No There There in Echinacea Either

Remember, only several years ago (July 2005) we had a wonderful randomized, controlled trial of echinacea published in the New England Journal of Medicine that tested its ability to stave off the common cold virus by “stimulating the immune system.”  In “An Evaluation of Echinacea angustifolia in Experimental Rhinovirus Infections,” the authors tested 399 subjects with a standardized rhinovirus #39 infectious model, with some subjects pretreated with echinacea and a comparable number left to the vicissitudes of their own immune systems. The results, again sadly, were clear. Echinacea had no beneficial effect. It did not reduce the onset, severity or duration of the cold symptoms induced by the model rhinovirus. Echinacea, a not-inexpensive herbal product, simply doesn’t work. People still buy it, and others promote it vigorously. But it doesn’t work.

The Import of This Study?The failure of ginkgo biloba, in some regards the matriarch of the entire lineage of herbal products that have been promoted to the public, to even move the dial in the critically important arena of preserving mental function in our grandparents,  should make us aware that there is almost no herbal medicine that has been studied carefully that has been demonstrated to work. Not by claims, attestations and exhortations, but by any substantive controlled trial that can hold up to more than brief scrutiny.

This failure leaves me sad, though not astonished. We badly need helpful medications, not to mention cures, for many illnesses and infirmities that may strike any of us in midlife or after. But we need remedies that work. We need science that discerns and disarticulates the amazingly complex workings of our bodies so that we can devise medications that intervene at the cellular level at the key points where we understand the detailed biochemical processes that are at work.

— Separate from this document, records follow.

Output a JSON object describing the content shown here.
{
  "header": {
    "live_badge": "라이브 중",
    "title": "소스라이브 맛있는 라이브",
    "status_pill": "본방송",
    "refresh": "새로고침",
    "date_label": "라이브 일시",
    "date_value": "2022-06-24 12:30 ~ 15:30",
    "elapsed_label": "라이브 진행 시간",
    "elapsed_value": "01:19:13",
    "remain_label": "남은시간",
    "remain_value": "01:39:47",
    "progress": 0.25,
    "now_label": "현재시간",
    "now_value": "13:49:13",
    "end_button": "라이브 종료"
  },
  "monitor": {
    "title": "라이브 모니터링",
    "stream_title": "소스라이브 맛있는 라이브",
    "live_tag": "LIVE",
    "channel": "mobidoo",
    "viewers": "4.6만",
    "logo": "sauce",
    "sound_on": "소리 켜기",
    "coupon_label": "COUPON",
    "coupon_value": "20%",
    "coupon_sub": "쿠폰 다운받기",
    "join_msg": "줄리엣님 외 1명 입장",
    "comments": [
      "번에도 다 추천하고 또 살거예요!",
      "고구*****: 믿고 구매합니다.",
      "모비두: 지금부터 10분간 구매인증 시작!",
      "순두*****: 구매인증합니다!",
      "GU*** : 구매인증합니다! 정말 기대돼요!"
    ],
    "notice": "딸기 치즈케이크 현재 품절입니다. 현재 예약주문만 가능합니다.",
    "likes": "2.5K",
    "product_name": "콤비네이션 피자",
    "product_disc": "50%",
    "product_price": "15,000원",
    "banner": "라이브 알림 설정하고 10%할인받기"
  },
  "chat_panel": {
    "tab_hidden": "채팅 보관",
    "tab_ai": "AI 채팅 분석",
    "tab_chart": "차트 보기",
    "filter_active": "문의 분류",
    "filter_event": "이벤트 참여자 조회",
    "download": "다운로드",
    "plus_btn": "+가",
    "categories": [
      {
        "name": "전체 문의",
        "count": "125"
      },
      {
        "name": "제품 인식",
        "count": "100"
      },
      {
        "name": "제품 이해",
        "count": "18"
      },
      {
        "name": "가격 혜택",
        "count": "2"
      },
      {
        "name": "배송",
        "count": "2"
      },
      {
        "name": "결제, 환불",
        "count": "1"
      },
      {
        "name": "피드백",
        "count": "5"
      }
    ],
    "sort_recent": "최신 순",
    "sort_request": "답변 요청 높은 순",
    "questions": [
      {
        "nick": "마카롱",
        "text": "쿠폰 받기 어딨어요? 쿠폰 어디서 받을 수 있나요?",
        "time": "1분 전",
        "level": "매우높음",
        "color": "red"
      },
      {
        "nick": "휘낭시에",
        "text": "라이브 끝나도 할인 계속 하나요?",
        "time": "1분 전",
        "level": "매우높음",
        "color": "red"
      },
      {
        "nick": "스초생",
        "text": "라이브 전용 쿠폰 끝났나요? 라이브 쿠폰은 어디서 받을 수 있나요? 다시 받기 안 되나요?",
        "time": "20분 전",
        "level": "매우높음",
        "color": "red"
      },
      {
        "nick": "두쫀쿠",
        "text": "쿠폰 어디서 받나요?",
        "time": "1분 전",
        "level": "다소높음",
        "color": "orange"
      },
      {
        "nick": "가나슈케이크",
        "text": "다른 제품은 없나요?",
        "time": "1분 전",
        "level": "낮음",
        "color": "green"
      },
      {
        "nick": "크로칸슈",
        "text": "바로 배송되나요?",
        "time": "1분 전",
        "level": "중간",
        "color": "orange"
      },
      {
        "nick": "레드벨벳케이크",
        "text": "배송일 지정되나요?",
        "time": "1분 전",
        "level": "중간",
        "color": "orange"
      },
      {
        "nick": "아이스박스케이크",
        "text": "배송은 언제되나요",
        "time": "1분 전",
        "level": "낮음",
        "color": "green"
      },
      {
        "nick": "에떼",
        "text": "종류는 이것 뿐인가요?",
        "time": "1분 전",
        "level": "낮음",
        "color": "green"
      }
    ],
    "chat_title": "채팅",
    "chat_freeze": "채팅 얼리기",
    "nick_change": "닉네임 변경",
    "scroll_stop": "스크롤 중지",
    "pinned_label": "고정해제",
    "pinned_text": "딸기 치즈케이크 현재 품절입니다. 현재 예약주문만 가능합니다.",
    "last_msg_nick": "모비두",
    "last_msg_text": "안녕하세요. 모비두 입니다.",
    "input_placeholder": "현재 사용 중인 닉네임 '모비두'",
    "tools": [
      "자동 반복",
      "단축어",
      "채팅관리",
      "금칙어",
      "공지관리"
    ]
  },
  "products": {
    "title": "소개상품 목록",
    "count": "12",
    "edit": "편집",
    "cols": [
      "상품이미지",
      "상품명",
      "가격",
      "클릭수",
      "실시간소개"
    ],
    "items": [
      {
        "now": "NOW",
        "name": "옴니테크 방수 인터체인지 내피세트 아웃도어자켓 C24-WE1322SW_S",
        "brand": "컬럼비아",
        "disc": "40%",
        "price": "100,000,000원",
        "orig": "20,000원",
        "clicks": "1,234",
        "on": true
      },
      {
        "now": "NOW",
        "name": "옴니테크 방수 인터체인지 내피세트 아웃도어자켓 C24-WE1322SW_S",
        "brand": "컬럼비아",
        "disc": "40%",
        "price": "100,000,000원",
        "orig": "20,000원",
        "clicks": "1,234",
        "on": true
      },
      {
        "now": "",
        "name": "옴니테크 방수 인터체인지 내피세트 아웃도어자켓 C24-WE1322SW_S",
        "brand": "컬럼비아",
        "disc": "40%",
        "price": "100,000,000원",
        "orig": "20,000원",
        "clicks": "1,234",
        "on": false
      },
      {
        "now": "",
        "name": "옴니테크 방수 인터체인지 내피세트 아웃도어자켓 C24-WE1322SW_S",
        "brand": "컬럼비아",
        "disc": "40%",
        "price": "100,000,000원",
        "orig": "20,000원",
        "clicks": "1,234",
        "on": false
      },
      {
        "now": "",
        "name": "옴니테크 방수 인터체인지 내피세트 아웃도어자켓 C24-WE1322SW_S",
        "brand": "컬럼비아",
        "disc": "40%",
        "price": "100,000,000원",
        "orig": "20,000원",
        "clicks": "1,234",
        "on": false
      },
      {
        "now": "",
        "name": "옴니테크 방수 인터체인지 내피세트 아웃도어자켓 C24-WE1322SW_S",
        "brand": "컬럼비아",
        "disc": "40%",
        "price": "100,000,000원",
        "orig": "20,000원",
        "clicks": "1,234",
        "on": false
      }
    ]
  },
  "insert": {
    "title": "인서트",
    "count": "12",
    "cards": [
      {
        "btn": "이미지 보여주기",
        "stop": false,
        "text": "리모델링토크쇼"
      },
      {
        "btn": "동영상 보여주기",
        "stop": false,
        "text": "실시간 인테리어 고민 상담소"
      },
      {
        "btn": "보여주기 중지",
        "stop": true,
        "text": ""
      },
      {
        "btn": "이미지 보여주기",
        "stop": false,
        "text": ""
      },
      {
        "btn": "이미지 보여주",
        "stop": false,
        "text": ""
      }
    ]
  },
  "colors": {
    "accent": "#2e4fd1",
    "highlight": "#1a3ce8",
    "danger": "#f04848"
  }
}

So far, the hype for “herbal treatments” is vastly overstated, judged simply on carefully measured tests of efficacy. More important, in almost no case have I encountered any biological explanation of the details of what exactly is the active ingredient in any herbal, what physiological process does it impact, and exactly where (which receptor, which enzyme and so forth) does it affect in order to achieve its beneficial impact? Such basic data, the central information for any normal pharmaceutical product, has been consistently lacking in the claims about herbal products. In this respect, I am hardly surprised that careful testing of ginkgo (and echinacea) showed no benefit.

How Do You Know That?

Finally, as a non-physician human, you can and should still think critically about what you hear. When a claim is made (“You’ll live longer.” “It stimulates your immune system.”) you should ask, “How do you know that?” just as you would  (I hope) ask “How do you know that?” if someone suggested that you could double your money in 3 months by investing with them. You’d be skeptical of the latter, I trust (think Bernie M.). The same critical attitude needs to be applied to any matter affecting your health. Why should I do that? How do you know that? Ask that of any product you read or hear about that is touted for your health.

And by all means, ask me and Dr. Isselbacher when we recommend a medication or course of action, “How do you know that.” The difference is that we will tell you, in as much detail as you are interested in, and will do our best to illustrate what we know securely, and what is likely but not proven, and what is conjecture, and why. You want your doctors to think clearly and carefully.